Of the title character in “Lost Evangeline,” it is said she “lived a great life of the imagination.” You could say the same about Evangeline’s creator, Kate DiCamillo.
The beloved, Minneapolis-based writer has created more than three dozen books, including two that won the coveted Newbery Award, “The Tale of Despereaux” and “Flora & Ulysses.” Her latest, “Evangeline,” concludes a trilogy of fairy tales set in the mythical land of Norendy, which are linked by characters who flit from book to book (its predecessors are “The Puppets of Spelhorst” and “The Hotel Balzaar”).
Evangeline grew out of the notebooks DiCamillo always keeps with her, with ideas for characters, conversations overheard on airplanes and the like. Described as being “as small as a mouse”, Evangeline is tiny — which, it turns out, is not the only thing she has in common with her creator. The following conversation was edited for clarity and concision:
Q: You’ve said that you sometimes write a book when you need it. Was that true of “Evangeline”?
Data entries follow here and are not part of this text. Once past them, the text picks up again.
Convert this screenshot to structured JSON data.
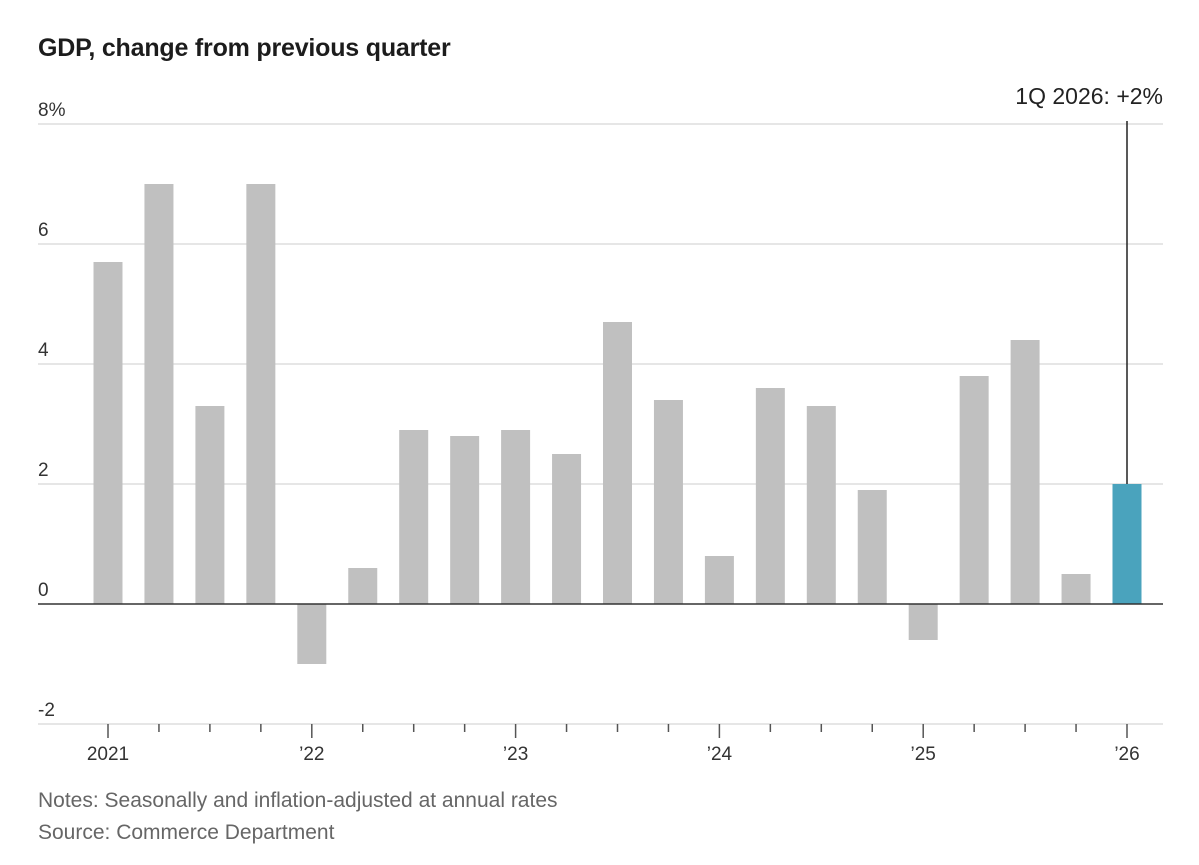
{
  "chart_data": {
    "type": "bar",
    "title": "GDP, change from previous quarter",
    "xlabel": "",
    "ylabel": "",
    "ylim": [
      -2,
      8
    ],
    "yticks": [
      "8%",
      "6",
      "4",
      "2",
      "0",
      "-2"
    ],
    "ytick_values": [
      8,
      6,
      4,
      2,
      0,
      -2
    ],
    "xtick_labels": [
      "2021",
      "’22",
      "’23",
      "’24",
      "’25",
      "’26"
    ],
    "xtick_bar_index": [
      0,
      4,
      8,
      12,
      16,
      20
    ],
    "grid": true,
    "values": [
      5.7,
      7.0,
      3.3,
      7.0,
      -1.0,
      0.6,
      2.9,
      2.8,
      2.9,
      2.5,
      4.7,
      3.4,
      0.8,
      3.6,
      3.3,
      1.9,
      -0.6,
      3.8,
      4.4,
      0.5,
      2.0
    ],
    "colors": {
      "bar": "#c0c0c0",
      "highlight": "#4aa3bd",
      "grid": "#dddddd",
      "axis": "#333333"
    },
    "annotation": {
      "text": "1Q 2026: +2%",
      "bar_index": 20
    }
  },
  "notes": "Notes: Seasonally and inflation-adjusted at annual rates",
  "source": "Source: Commerce Department"
}
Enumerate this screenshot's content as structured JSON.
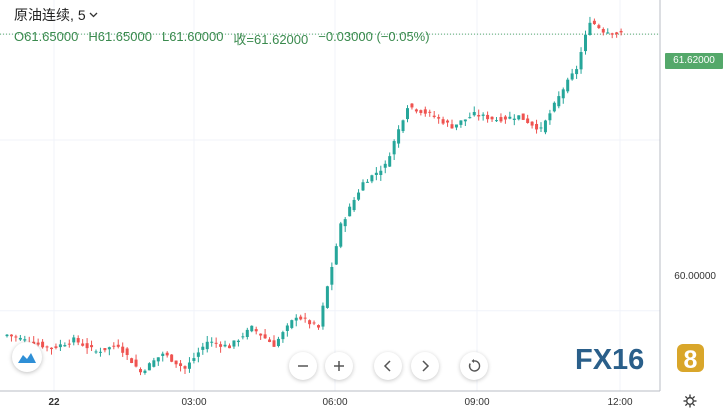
{
  "header": {
    "symbol": "原油连续",
    "interval": "5",
    "separator": ",",
    "open": "O61.65000",
    "high": "H61.65000",
    "low": "L61.60000",
    "close": "收=61.62000",
    "change": "−0.03000 (−0.05%)"
  },
  "price_tag": "61.62000",
  "y_label_60": "60.00000",
  "x_labels": [
    "22",
    "03:00",
    "06:00",
    "09:00",
    "12:00"
  ],
  "watermark": {
    "text": "FX168",
    "brand_color": "#2a5f8a",
    "accent_color": "#d9a62a"
  },
  "colors": {
    "up": "#26a69a",
    "down": "#ef5350",
    "price_tag": "#54a86a"
  },
  "controls": {
    "zoom_out_icon": "minus-icon",
    "zoom_in_icon": "plus-icon",
    "scroll_left_icon": "chevron-left-icon",
    "scroll_right_icon": "chevron-right-icon",
    "reset_icon": "reset-icon",
    "settings_icon": "gear-icon",
    "logo_icon": "tradingview-cloud-icon"
  },
  "chart_data": {
    "type": "candlestick",
    "ylim": [
      59.53,
      61.82
    ],
    "x_tick_labels": [
      "22",
      "03:00",
      "06:00",
      "09:00",
      "12:00"
    ],
    "grid": true,
    "last_price": 61.62,
    "key_points": [
      {
        "i": 0,
        "close": 59.86
      },
      {
        "i": 10,
        "close": 59.78
      },
      {
        "i": 15,
        "close": 59.83
      },
      {
        "i": 20,
        "close": 59.76
      },
      {
        "i": 25,
        "close": 59.8
      },
      {
        "i": 30,
        "close": 59.64
      },
      {
        "i": 35,
        "close": 59.75
      },
      {
        "i": 40,
        "close": 59.66
      },
      {
        "i": 45,
        "close": 59.82
      },
      {
        "i": 50,
        "close": 59.79
      },
      {
        "i": 55,
        "close": 59.9
      },
      {
        "i": 60,
        "close": 59.8
      },
      {
        "i": 65,
        "close": 59.97
      },
      {
        "i": 70,
        "close": 59.9
      },
      {
        "i": 75,
        "close": 60.5
      },
      {
        "i": 80,
        "close": 60.75
      },
      {
        "i": 85,
        "close": 60.85
      },
      {
        "i": 90,
        "close": 61.2
      },
      {
        "i": 95,
        "close": 61.15
      },
      {
        "i": 100,
        "close": 61.08
      },
      {
        "i": 105,
        "close": 61.15
      },
      {
        "i": 110,
        "close": 61.12
      },
      {
        "i": 115,
        "close": 61.14
      },
      {
        "i": 120,
        "close": 61.06
      },
      {
        "i": 125,
        "close": 61.3
      },
      {
        "i": 128,
        "close": 61.42
      },
      {
        "i": 131,
        "close": 61.7
      },
      {
        "i": 134,
        "close": 61.64
      },
      {
        "i": 138,
        "close": 61.62
      }
    ]
  }
}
A: I had this concept and title for — I can go back through my notebooks and answer this definitively, but it was for 15 years at least. I would take it out, do a draft and it was like, “No, that’s not working.” All the drafts got thrown away. The concept and the title just wouldn’t go away and then everything snapped into place when I got the opening thing about her father being a shoemaker.
Q: Why did that detail unlock everything?
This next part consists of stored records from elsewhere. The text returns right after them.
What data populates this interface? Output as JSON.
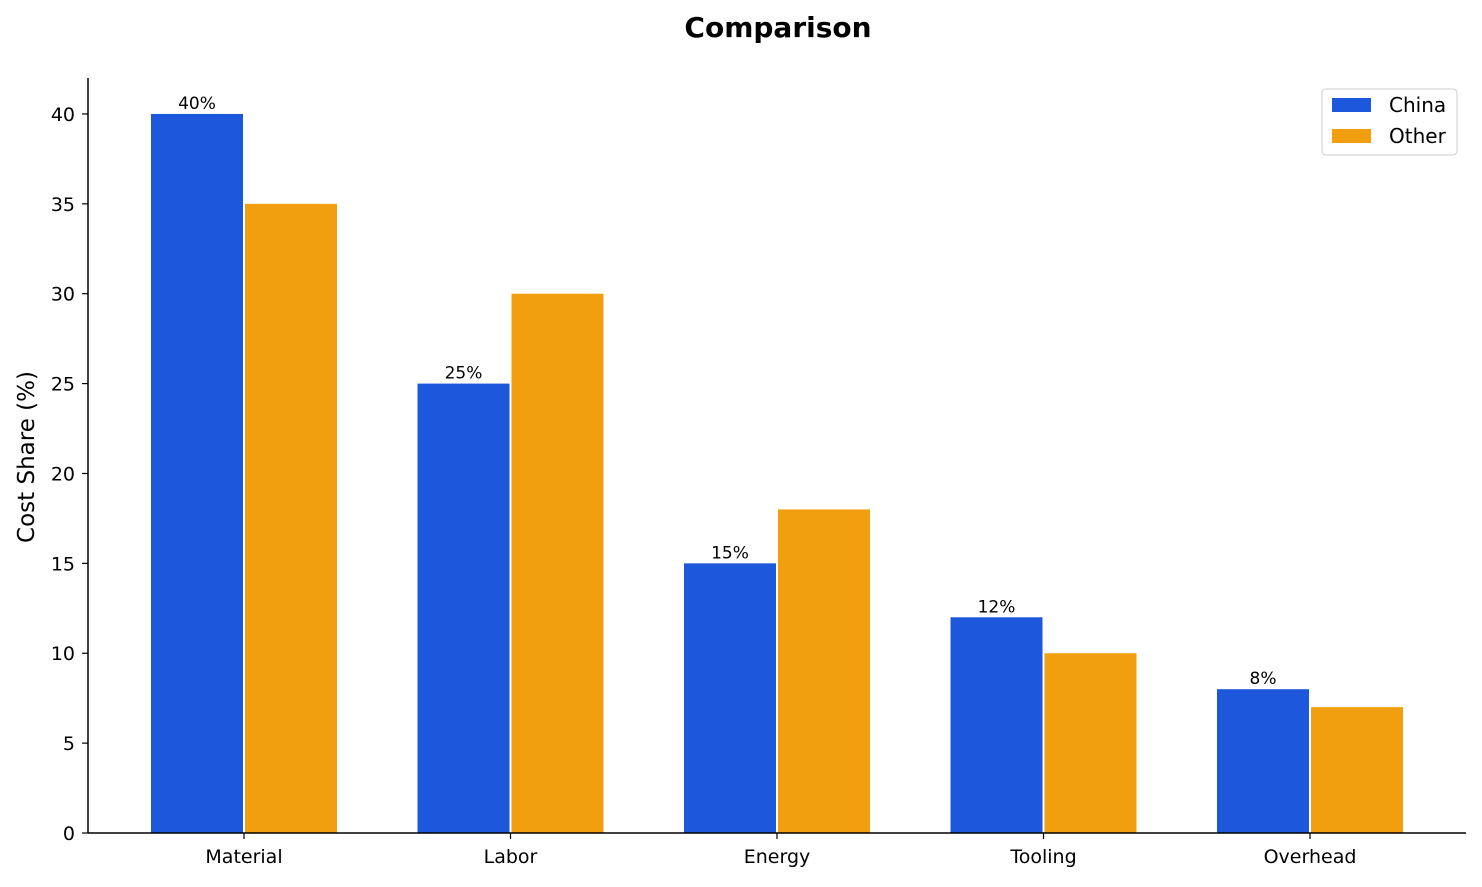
{
  "chart_data": {
    "type": "bar",
    "title": "Comparison",
    "xlabel": "",
    "ylabel": "Cost Share (%)",
    "categories": [
      "Material",
      "Labor",
      "Energy",
      "Tooling",
      "Overhead"
    ],
    "series": [
      {
        "name": "China",
        "color": "#1c57dc",
        "values": [
          40,
          25,
          15,
          12,
          8
        ],
        "data_labels": [
          "40%",
          "25%",
          "15%",
          "12%",
          "8%"
        ]
      },
      {
        "name": "Other",
        "color": "#f29f0f",
        "values": [
          35,
          30,
          18,
          10,
          7
        ]
      }
    ],
    "ylim": [
      0,
      42
    ],
    "yticks": [
      0,
      5,
      10,
      15,
      20,
      25,
      30,
      35,
      40
    ],
    "grid": false,
    "legend_position": "top-right"
  }
}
A: You can see the house but you can’t figure out how to get into it at first, is how Ann [her friend Ann Patchett] and I always talk about it. I’ve been at this thing long enough now that I knew if I made my mind receptive, I could figure out how to get in. In another way, it’s interesting that the shoemaker element was what unlocked it for me because my father’s father was a shoemaker. So that has a resonance for me, just that word does. And it is not irrelevant that I am a small person in a big world.
Q: Sheesh. How did that not occur to me?